Cindy JobsADHD In The Workplace, Health and Well-Being, Organization, Productivity

“Never compare your insides to everyone else’s outsides.”

― Anne Lamott 

Have you ever caught yourself thinking . . .

  • “I want to be like Susie; she’s so organized.”
  • “I want to be like Kathy; she has great hair.”
  • “I want to be like Janet; she is an amazing cook.”

I’m a big fan of the meditation app Headspace, not just for the guided meditation but for the daily introspection I’m exposed to through the pre-meditation primers. The other day, Andy (the meditation and mindfulness expert behind Headspace) made a couple of interesting observations that I will paraphrase:

When we compare ourselves to others, we take away not only from ourselves but also from the others we are comparing ourselves to.

And,

What we may be comparing is not better or worse, just different.

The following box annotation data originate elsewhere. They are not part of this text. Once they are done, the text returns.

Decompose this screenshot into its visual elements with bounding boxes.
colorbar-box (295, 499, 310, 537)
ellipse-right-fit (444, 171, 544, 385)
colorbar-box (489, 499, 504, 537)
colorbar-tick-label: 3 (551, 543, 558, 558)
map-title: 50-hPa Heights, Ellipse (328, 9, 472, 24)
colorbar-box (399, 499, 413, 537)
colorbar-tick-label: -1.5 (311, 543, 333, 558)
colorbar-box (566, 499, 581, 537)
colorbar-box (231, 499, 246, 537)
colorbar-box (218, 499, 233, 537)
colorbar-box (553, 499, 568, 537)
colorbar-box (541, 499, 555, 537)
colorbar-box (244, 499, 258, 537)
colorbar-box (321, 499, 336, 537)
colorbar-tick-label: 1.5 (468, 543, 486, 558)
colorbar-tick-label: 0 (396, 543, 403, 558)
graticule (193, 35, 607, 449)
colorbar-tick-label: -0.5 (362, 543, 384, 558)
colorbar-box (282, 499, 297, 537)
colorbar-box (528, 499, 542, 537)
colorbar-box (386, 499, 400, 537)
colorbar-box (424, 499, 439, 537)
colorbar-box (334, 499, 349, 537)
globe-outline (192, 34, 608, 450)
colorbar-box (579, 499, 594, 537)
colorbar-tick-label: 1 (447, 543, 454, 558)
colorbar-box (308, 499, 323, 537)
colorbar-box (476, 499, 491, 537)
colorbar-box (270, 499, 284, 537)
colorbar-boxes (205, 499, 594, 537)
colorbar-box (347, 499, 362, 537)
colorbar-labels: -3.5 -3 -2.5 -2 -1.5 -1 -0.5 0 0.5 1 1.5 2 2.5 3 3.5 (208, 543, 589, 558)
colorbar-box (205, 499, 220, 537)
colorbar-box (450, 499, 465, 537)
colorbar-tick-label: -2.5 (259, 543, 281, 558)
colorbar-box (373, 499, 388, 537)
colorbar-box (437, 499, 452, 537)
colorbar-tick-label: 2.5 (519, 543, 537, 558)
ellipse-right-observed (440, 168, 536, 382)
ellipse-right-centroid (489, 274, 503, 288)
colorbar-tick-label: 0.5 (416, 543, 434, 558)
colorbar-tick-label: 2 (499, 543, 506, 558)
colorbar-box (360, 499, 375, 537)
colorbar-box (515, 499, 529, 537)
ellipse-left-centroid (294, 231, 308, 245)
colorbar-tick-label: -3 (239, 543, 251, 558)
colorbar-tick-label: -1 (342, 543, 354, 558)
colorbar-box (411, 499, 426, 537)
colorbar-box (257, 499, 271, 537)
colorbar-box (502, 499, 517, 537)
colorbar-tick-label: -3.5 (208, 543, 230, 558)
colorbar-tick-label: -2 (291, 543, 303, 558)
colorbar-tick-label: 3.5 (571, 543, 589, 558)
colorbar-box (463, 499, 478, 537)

Hmmmm. After I processed those for a bit, I wholeheartedly agree. When we compare bits and pieces of a person, we only see a segment of the whole person.

For example, if I say I want to be like Susie and I’m only focusing on Susie’s organizational skills, what other parts of her am I ignoring?

Suppose I want to be like Kathy with her fabulous hair. What other unique qualities might Kathy have that I’m not giving credit to?

And what if Betty has ten other things she does as well as cooking? What am I missing?

Not only am I focusing on only a tiny fragment of the whole person, but I am also discounting my own qualities and assuming I am less than whole because I do not have that one trait I am focusing on.

We are not less than whole; we are just different. Like a pine tree, apple tree, oak tree, and palm tree are different, they are still whole.

Although I’m pretty organized, I will never have great hair or be a fantastic cook. But I am still whole.

A shift in perspective:

  • “Susie is so organized. I wonder where she learned that.”
  • “Kathy has the best hair. I’m going to ask her what product she uses.”
  • “Janet is an amazing cook. I wonder where she gets her recipes.”

When I focus on a small piece of the outside image I see of others, I am potentially overlooking other remarkable qualities about that person and, simultaneously, many of my unique qualities.